Central Limit Theorem - Significance of Sample Count

Question

According to a Khan Academy's lecture, the Central Limit Theorem is defined as follows:

Central limit theorem states that as the sample size increases, the sampling distribution of the sample mean approaches a normal distribution.

To test this definition I considered a population of 100,000 random numbers with the following parameters (see the image below)

Population Parameters:

Mean: 503.76, Median: 503.0, Mode: 338, and Standard Deviation: 285.72

Then, plotting the sampling distribution of the sample mean with varying sample sizes and sample counts resulted in the following observations (each graph is accordingly labeled).

Question: It seems to me that simply increasing the sample size is not sufficient for the distribution to become normal (based on visual observation).
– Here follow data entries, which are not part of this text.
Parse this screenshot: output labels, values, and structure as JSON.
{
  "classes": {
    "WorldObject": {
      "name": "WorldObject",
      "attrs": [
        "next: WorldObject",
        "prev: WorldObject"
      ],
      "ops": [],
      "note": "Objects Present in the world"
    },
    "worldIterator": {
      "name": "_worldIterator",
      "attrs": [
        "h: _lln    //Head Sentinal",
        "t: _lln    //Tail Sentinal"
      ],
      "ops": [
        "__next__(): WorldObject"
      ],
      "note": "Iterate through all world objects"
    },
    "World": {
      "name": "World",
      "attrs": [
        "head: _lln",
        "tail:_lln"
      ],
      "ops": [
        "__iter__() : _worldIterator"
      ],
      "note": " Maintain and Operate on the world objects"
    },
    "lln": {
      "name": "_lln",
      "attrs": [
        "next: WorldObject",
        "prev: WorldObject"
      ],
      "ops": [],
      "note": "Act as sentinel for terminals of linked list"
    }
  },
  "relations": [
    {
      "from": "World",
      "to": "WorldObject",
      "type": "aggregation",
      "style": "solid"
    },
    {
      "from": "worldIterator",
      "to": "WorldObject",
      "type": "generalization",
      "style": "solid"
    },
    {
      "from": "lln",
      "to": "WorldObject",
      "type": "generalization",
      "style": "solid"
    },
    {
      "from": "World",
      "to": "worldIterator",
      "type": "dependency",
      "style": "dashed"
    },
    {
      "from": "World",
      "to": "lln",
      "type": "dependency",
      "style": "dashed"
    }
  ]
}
The number of samples also should be more.

1. Then how do I reconcile these observations with the formal definition of the theorem?
2. And are these conclusions correct (given the plots)?
   • Increasing the sample size simply reduces the standard error
   • As long as the sample size is above a minimum value, increasing the sample count seems sufficient for normality

Answer 1

Just for remaining, this is the central limit theorem :

Suppose $\{X_1, X_2, …,X_n\}$ is a sequence of i.i.d. random variables with $\mathbb{E}[X_i] = \mu$ and $\mathbb{V}ar[X_i] = \sigma^2 < \infty$. Then as $n$ approaches infinity, the random variables $\sqrt{n}(\overline{X}_n − \mu)$ where $\overline{X}_n = \frac{\sum_i X_i}{n}$ converge in distribution to a normal $\mathcal{N}(0,\sigma^2)$ :

$$\displaystyle {\sqrt {n}}\left(\overline{X}_n-\mu \right)\ {\xrightarrow {d}}\ N\left(0,\sigma ^{2}\right).$$

We can also say $$\displaystyle \frac{\left(\overline{X}_n-\mu \right)}{\sigma/\sqrt {n}}\ {\xrightarrow {d}}\ N\left(0,1\right).$$

We can see that $\mathbb{E}[\overline{X}_n] = \mu$ and $\mathbb{V}ar[\overline{X}_n] = \frac{\sigma^2}{\sqrt{n}}$.

This help us to answer your questions.

First, it is $\overline{X}_n$ which is a random variable and can be normal distributed. To plot a distibution of $\overline{X}_n$ you need many realizations or observations of this variable. Then you need many "sample count". By increasing $n$, you still have only one value (realization of the variable). It just help you to be closer to the real value of $\mu$ due to law of large number but not to plot the law of this variable.

Second, the variance of $\overline{X}_n$ is $\frac{\sigma^2}{\sqrt{n}}$ with help you to see that as $n$ increase, the variance converge to $0$.

Answer 2

Is your "visual analysis" based on kurtosis? A distribution can be normal but still look pointy. Use a QQ plot and check it. Your first conclusion is correct. Your second conclusion does not seem to have a purpose. In what scenario would need to increase your sample count? In what scenario would you be able to arbitrarily increase your sample count? Also, the sample count in a sampling distribution is the sample size. Trust large sample sizes because the standard error is smaller.